The petitioners are asking the Supreme Court to once again stay the enforcement of OSHA’s vaccine mandate until the sixth circuit renders a full decision on the merits of the case. They also requested the justices take up the case before final rulings have been issued in the lower appeals court.
Kavanaugh set a deadline of 4:00 p.m Dec. 30, for the Biden administration to respond to the appeals.
“This case is finally where it belongs: the Supreme Court. OSHA has threatened to start punishing employers like our clients starting on January 10, and we’re grateful the court has ordered a briefing schedule that will allow for resolution of our petition before that deadline,” Daniel Suhr, managing attorney at the Liberty Justice Center, told The Epoch Times in an email.
“We’re very pleased with Justice Kavanaugh’s quick response and are confident that the court will act quickly to ensure legal predictability before the deadline,” John Bursch, a lawyer for Alliance Defending Freedom, added.

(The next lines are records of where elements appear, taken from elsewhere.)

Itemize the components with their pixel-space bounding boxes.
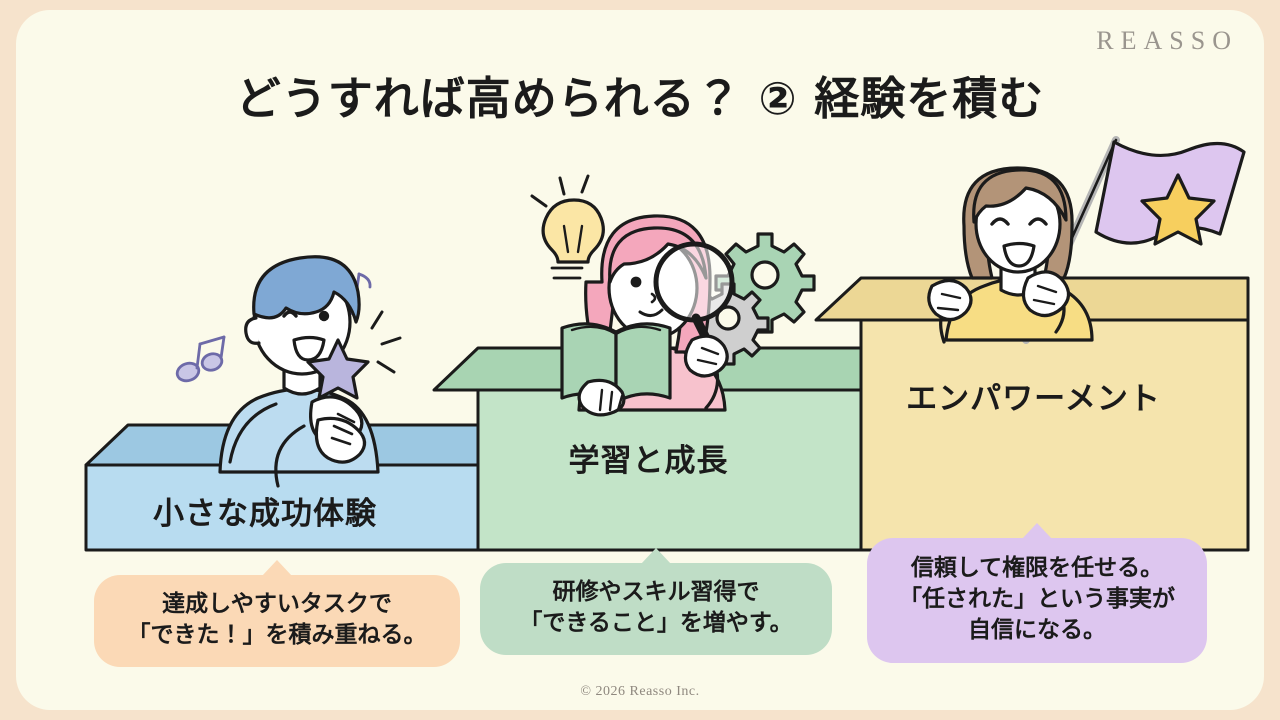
bubble-1: 達成しやすいタスクで 「できた！」を積み重ねる。 [94, 575, 460, 667]
step-1-top [86, 425, 478, 465]
copyright-footer: © 2026 Reasso Inc. [16, 684, 1264, 700]
bubble-3-tail [1022, 523, 1052, 539]
step-3-label: エンパワーメント [861, 373, 1206, 418]
step-1-label: 小さな成功体験 [90, 488, 440, 533]
person-reading-illustration [532, 176, 814, 415]
bubble-3-text: 信頼して権限を任せる。 「任された」という事実が 自信になる。 [899, 553, 1175, 646]
step-2-label: 学習と成長 [471, 435, 826, 480]
step-2-top [434, 348, 861, 390]
bubble-2-text: 研修やスキル習得で 「できること」を増やす。 [519, 577, 792, 639]
step-3-face [861, 320, 1248, 550]
bubble-1-tail [262, 560, 292, 576]
slide-root: REASSO どうすれば高められる？ ② 経験を積む [0, 0, 1280, 720]
person-clapping-illustration [175, 257, 400, 486]
bubble-2-tail [641, 548, 671, 564]
bubble-2: 研修やスキル習得で 「できること」を増やす。 [480, 563, 832, 655]
slide-card: REASSO どうすれば高められる？ ② 経験を積む [16, 10, 1264, 710]
bubble-3: 信頼して権限を任せる。 「任された」という事実が 自信になる。 [867, 538, 1207, 663]
bubble-1-text: 達成しやすいタスクで 「できた！」を積み重ねる。 [128, 589, 427, 651]
step-3-top [816, 278, 1248, 320]
person-flag-illustration [929, 140, 1244, 342]
staircase-diagram: 小さな成功体験 学習と成長 エンパワーメント 達成しやすいタスクで 「できた！」… [16, 10, 1264, 710]
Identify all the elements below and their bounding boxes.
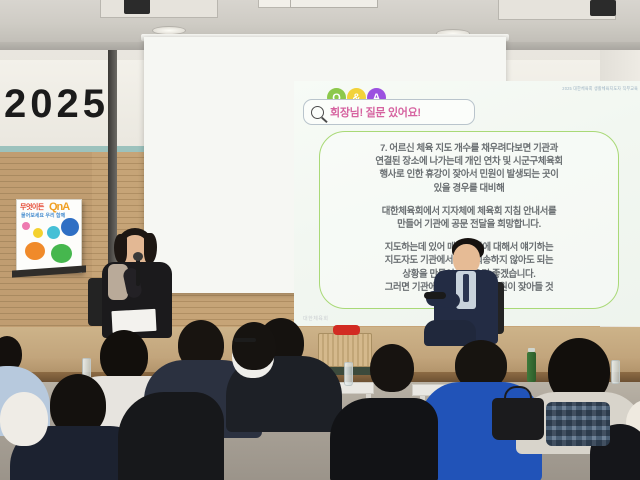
slide-line: 대한체육회에서 지자체에 체육회 지침 안내서를 bbox=[328, 204, 610, 217]
ceiling-panel-left bbox=[100, 0, 218, 18]
poster-blob-orange bbox=[25, 242, 45, 260]
poster-blob-green bbox=[51, 244, 72, 263]
slide-footer-logo: 대한체육회 bbox=[303, 315, 329, 322]
poster-subtitle: 물어보세요 우리 함께 bbox=[21, 212, 65, 219]
ceiling-vent-center bbox=[290, 0, 378, 8]
green-bottle bbox=[527, 352, 536, 382]
banner-year-text: 2025 bbox=[4, 82, 109, 127]
slide-line: 만들어 기관에 공문 전달을 희망합니다. bbox=[328, 217, 610, 230]
slide-line: 있을 경우를 대비해 bbox=[328, 181, 610, 194]
poster-blob-pink bbox=[22, 222, 30, 230]
ceiling-speaker-right bbox=[590, 0, 616, 16]
handbag bbox=[492, 398, 544, 440]
slide-line: 7. 어르신 체육 지도 개수를 채우려다보면 기관과 bbox=[328, 141, 610, 154]
slide-line: 행사로 인한 휴강이 잦아서 민원이 발생되는 곳이 bbox=[328, 167, 610, 180]
poster-blob-cyan bbox=[47, 226, 60, 239]
handbag-handle bbox=[504, 386, 532, 400]
slide-speech-bubble: 회장님! 질문 있어요! bbox=[303, 99, 475, 125]
poster-blob-yellow bbox=[33, 228, 43, 238]
slide-bubble-text: 회장님! 질문 있어요! bbox=[330, 104, 421, 120]
eyeglasses-icon bbox=[234, 338, 256, 342]
papers-left-speaker bbox=[111, 309, 156, 333]
slide-line: 연결된 장소에 나가는데 개인 연차 및 시군구체육회 bbox=[328, 154, 610, 167]
necktie-right-speaker bbox=[463, 274, 469, 302]
poster-title-red: 무엇이든 bbox=[20, 202, 44, 212]
red-object-on-basket bbox=[333, 325, 360, 335]
magnifier-icon bbox=[311, 106, 324, 119]
wall-poster-qna: 무엇이든 QnA 물어보세요 우리 함께 bbox=[16, 199, 82, 273]
green-bottle-cap bbox=[528, 348, 535, 352]
speaker-right-man bbox=[424, 238, 524, 350]
slide-header-caption: 2025 대한체육회 생활체육지도자 직무교육 bbox=[562, 85, 638, 92]
ceiling-speaker-left bbox=[124, 0, 150, 14]
water-bottle-4 bbox=[611, 360, 620, 384]
slide-paragraph-gap bbox=[328, 194, 610, 204]
water-bottle-2 bbox=[344, 362, 353, 386]
poster-blob-blue bbox=[61, 218, 79, 236]
speaker-left-woman bbox=[92, 228, 188, 338]
microphone-right bbox=[424, 292, 446, 299]
conference-room-photo: 2025 교육 무엇이든 QnA 물어보세요 우리 함께 bbox=[0, 0, 640, 480]
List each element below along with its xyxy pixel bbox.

The Supreme Court is not considering the full validity of the OSHA vaccine mandate. It is only considering whether to grant a temporary injunction, preventing the mandate from going into effect while the case moves forward in the lower courts.

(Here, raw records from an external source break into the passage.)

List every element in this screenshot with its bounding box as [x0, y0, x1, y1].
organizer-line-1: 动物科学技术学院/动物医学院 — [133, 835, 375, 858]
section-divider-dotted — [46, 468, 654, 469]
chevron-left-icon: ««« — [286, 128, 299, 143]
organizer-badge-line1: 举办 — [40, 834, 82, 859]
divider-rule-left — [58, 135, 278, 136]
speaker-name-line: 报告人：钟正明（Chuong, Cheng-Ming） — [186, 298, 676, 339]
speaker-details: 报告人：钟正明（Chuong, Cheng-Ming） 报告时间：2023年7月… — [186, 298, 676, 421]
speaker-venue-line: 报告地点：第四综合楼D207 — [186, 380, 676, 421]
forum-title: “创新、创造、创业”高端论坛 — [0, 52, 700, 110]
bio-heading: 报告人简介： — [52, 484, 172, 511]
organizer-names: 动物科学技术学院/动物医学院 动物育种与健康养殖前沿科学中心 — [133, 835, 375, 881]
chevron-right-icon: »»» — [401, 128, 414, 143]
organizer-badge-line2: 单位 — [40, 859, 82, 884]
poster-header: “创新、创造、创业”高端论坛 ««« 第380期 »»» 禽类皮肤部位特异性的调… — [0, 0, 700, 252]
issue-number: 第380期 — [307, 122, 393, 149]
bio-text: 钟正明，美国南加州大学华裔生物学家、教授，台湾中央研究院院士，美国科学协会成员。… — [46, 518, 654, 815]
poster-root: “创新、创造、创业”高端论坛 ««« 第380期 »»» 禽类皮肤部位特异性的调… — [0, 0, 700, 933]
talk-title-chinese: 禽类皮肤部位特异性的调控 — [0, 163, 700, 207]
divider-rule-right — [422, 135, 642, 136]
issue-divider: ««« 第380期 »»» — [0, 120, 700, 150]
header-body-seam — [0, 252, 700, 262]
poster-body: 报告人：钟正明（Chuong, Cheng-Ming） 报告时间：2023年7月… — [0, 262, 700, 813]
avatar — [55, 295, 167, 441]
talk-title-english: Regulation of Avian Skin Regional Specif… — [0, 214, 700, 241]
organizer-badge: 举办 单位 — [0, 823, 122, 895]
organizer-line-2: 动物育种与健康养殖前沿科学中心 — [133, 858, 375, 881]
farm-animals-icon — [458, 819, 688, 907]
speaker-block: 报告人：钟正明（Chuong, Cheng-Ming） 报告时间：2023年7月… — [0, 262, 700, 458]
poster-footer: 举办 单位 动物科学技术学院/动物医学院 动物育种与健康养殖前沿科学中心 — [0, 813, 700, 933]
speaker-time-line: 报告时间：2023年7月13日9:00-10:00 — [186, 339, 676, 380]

If an injunction isn’t granted, millions of workers in businesses across the country will be subjected to the mandate and forced to either get vaccinated or submit to weekly COVID testing.
Fifth Circuit Court of Appeals initially haulted the mandate
The Fifth Circuit Court of Appeals initially halted the mandate, which applies to businesses with more than 100 employees. In a 22-page opinion, the three-judge panel on the U.S. Court of Appeals for the Fifth Circuit unanimously held that a group of challengers to the COVID vaccine mandate, issued by the Biden administration, was likely to succeed and barred the government from enforcing the mandate.
In the ruling, Judge Kurt Engelhardt said petitioners’ challenges to the mandate showed a great likelihood of success on the merits, weighing critically in favor of a stay — and if not stayed, the mandate would cause irreparable harm, as it “threatens to substantially burden the liberty interests of reluctant individual recipients put to a choice between their job(s) and their jab(s).”
Engelhardt further said companies seeking a stay in the case would also be irreparably harmed if it were not granted “whether by the business and financial effects of a lost or suspended employee, compliance and monitoring, costs associated with the mandate, the diversion of resources necessitated by the mandate or by OSHA’s plan to impose stiff financial penalties on companies that refuse to punish or test unwilling employees.”
By contrast, the panel said a stay will do OSHA no harm whatsoever, and that any interest OSHA may claim in enforcing an unlawful (and likely unconstitutional) ETS [emergency temporary standard] is illegitimate.
Sixth Circuit lifted Fifth Circuit’s stay on vaccine mandate
Due to a large number of cases against the mandate, the Sixth Circuit was chosen via a lottery system to hear a consolidated appeal of the cases.
The Sixth Circuit overruled the Fifth Circuit, prompting businesses, trade associations and religious groups who sued against the mandate to ask the Supreme Court to step in and block it again.
In a 57-page opinion, the sixth circuit adopted a completely different view of OSHA’s authority, saying the agency has “clear and concise authority to regulate viruses” and thus, impose a vaccine mandate.
The court relied heavily on OSHA’s argument, which was based on faulty COVID data and said the agency “has demonstrated the pervasive danger that COVID-19 poses to
workers—unvaccinated workers in particular—in their workplaces.”
“[…] Petitioners cannot establish a likelihood of success on the merits, and this reason alone is sufficient to dissolve the stay,” the court said. “We also conclude, however, that Petitioners have not shown that any injury from lifting the stay outweighs the injuries to the Government and the public interest.”
OSHA said it was “gratified” by the ruling and would begin imposing the mandate on Jan. 10, 2022.